Getting everything set up was chaotic. I had wires everywhere, breadboards on the kitchen counter, and at least one very confused roommate who just wanted to grab a yogurt. I used a cheap ESP32 board and started logging data to a cloud platform that let me build a dashboard and run a bit of logic. It wasn’t pretty at first, but watching live data come in while I opened and closed the fridge was… weirdly satisfying?

The temp alerts were the first thing that actually helped. Turns out, our fridge would randomly warm up during the night and then drop back down by morning something I never would’ve noticed otherwise. I adjusted the settings and probably saved myself from accidentally eating sketchy chicken. Small wins.

Then I started playing with notifications. I set it up so if the door was left open for more than 2 minutes (hello, indecisive midnight snacking), I’d get a ping on my phone. It worked. I mean, I ignored it half the time because, well, cravings but still.

At one point I had this little dashboard showing me average fridge temps, how often it was being opened, and humidity levels (still not sure why I cared about that one but it felt fancy). It was basic, but it was mine. And honestly? It kind of changed the way I interacted with food. I became way more conscious about what I was storing, for how long, and what I was wasting. Even started meal prepping more because I could “see” how my fridge was behaving.
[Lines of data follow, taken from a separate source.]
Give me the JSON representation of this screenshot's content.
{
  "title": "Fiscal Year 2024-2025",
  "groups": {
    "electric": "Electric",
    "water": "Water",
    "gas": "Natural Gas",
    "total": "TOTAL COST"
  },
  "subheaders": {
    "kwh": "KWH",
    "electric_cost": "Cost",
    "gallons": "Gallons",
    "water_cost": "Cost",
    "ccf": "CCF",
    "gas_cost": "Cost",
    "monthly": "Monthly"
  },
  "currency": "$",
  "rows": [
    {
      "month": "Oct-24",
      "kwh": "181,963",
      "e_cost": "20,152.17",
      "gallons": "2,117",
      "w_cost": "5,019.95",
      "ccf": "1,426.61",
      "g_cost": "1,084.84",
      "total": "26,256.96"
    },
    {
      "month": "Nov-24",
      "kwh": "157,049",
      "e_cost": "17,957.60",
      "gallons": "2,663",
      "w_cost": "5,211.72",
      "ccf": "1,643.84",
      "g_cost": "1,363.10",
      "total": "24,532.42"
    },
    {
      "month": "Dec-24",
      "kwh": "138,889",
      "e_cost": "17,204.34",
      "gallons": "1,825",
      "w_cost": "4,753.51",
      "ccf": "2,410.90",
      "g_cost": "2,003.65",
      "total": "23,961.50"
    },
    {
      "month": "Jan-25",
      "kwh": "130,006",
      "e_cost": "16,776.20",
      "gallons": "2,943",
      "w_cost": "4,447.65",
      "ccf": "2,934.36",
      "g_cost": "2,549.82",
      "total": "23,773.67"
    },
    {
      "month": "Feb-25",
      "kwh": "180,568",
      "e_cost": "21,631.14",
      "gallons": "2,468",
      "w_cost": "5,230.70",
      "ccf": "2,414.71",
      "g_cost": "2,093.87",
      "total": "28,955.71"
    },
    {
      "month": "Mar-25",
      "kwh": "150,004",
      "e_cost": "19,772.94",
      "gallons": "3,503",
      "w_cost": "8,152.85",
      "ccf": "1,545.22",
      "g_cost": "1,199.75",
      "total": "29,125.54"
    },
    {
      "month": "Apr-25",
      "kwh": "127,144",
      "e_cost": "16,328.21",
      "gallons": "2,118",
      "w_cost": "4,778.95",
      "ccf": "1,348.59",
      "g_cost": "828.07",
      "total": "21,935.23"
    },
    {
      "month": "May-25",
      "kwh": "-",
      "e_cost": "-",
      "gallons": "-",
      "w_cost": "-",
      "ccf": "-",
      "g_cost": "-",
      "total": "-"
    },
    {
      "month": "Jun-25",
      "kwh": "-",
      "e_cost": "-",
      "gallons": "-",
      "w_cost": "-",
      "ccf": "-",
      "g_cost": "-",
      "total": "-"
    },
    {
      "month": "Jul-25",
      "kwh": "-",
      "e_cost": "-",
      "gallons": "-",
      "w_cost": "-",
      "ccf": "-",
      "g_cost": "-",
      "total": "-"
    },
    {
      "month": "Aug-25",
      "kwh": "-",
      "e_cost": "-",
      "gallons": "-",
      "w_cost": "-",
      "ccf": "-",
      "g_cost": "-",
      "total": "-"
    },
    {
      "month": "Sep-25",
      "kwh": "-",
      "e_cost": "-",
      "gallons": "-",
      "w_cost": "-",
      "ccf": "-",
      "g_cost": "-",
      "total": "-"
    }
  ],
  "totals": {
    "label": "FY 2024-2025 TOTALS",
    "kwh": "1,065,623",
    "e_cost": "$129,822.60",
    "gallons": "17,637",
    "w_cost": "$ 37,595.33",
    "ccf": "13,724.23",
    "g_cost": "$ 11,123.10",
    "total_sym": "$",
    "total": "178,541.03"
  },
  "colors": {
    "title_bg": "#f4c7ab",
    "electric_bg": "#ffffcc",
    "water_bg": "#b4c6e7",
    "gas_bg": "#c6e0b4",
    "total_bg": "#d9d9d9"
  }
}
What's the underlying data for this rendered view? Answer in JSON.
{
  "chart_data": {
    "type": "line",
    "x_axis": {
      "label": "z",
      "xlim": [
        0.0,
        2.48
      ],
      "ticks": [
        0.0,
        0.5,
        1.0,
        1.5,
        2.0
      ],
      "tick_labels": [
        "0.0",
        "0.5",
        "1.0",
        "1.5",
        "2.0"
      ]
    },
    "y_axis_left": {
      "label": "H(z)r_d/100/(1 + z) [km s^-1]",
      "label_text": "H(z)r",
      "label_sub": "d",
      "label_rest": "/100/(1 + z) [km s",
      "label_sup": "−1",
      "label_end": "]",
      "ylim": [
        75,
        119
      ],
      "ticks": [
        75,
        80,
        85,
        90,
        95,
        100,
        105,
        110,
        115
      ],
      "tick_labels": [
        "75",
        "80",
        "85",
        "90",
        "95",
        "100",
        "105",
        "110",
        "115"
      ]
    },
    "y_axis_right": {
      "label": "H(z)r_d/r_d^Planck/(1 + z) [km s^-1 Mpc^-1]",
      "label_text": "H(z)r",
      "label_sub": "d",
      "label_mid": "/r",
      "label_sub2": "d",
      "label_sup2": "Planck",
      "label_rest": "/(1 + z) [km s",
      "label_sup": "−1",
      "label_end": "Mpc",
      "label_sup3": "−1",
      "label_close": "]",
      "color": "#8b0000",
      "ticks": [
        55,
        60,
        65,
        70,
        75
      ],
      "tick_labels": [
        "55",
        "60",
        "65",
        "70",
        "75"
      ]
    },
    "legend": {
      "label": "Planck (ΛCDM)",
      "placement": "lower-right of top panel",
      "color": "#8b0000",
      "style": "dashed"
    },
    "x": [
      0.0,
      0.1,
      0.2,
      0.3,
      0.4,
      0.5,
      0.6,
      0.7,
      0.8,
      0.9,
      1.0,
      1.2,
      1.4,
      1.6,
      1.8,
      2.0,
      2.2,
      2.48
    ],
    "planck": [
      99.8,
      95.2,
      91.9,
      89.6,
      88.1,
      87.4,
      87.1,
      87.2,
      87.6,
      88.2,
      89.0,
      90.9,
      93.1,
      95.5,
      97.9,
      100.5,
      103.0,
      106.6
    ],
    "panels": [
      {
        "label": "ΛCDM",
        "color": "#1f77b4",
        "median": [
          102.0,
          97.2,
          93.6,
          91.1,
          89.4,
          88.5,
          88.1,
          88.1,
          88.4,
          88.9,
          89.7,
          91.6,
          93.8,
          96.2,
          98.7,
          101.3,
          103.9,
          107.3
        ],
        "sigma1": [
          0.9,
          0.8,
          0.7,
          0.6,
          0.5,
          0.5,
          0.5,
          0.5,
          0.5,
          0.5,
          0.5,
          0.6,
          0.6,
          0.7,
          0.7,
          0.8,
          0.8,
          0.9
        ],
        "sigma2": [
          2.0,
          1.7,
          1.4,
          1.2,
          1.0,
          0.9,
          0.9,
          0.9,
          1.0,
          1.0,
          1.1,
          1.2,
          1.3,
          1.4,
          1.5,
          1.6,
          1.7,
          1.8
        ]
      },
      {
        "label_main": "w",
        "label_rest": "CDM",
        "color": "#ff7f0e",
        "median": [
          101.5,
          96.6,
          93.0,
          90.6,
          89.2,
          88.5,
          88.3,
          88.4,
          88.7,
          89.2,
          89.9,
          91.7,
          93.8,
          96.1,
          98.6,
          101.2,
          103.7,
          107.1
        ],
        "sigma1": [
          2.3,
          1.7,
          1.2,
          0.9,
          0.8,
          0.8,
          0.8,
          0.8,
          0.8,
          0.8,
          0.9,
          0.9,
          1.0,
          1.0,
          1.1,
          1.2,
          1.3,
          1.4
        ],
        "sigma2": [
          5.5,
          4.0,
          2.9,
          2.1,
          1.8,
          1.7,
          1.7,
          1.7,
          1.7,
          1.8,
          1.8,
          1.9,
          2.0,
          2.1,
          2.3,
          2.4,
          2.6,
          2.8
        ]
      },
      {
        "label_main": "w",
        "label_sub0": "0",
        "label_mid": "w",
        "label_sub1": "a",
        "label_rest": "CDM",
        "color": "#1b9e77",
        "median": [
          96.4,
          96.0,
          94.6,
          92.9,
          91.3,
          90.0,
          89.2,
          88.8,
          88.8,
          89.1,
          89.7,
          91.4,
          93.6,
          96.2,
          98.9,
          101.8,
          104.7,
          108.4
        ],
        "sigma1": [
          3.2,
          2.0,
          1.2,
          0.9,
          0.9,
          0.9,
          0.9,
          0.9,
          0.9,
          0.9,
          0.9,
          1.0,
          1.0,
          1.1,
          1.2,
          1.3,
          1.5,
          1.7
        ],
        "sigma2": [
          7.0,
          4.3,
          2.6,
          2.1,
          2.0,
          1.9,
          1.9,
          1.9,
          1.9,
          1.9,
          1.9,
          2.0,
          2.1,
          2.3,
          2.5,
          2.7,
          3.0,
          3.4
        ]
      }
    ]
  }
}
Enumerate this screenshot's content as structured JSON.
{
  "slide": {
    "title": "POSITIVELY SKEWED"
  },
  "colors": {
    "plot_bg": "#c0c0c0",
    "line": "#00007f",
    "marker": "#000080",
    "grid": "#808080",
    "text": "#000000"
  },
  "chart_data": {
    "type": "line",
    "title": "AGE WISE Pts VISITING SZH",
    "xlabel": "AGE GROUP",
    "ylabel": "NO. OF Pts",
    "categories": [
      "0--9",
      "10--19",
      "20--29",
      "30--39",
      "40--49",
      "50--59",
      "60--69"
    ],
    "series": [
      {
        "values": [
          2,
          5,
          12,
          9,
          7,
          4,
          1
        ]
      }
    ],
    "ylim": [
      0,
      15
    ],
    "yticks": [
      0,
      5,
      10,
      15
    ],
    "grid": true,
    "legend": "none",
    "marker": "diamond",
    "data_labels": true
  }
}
Of course, I messed up a bunch. I fried a board by accident (don’t ask), my Wi-Fi cut out mid-demo during class, and my RFID system was more like “guess and hope.” But I learned more in those weeks of building than I did in half of my theory-heavy lectures.

And here’s the cool part: people got interested. My friends started asking how I made it, if they could build something similar for their own fridges or pantries. One guy wanted to track beer bottles going in and out (honestly genius), and another wanted to monitor her sourdough starter. It sparked conversations about food waste, sustainability, and how tech could help in small but meaningful ways.

Also, not gonna lie, building this project saved me during midterms. While everyone was scrambling to finish written assignments, I already had most of my code and wiring done. The only thing I panicked over? The final report. Writing is not my thing especially not when I’ve been neck-deep in Arduino libraries for a month. I may or may not have Googled write my essay online Canada at 2 a.m. with a coffee in one hand and a half-broken sensor in the other. Didn’t end up using one, but I get the appeal. Sometimes you just need help whether that’s with schoolwork or your dying fridge monitor.

Anyway, I guess the main thing I took from all this wasn’t just the tech side. It was realizing how personal food is. Like, yeah, I learned how to connect sensors and write cloud functions, but I also stopped wasting so much food. I stopped buying junk I wouldn’t eat. I started actually respecting what was in my fridge, and by extension… myself? Is that cheesy? Whatever, it’s true.

So yeah, if you're even slightly into DIY projects, or trying to eat better, or just looking for an excuse to play with electronics that beep build something food-related. It doesn’t have to be fancy. Monitor your spice rack. Track how fast you go through oat milk. Make your rice cooker tweet when it's done. Just start. You’ll learn, you’ll eat better, and maybe you’ll annoy your roommates a little less.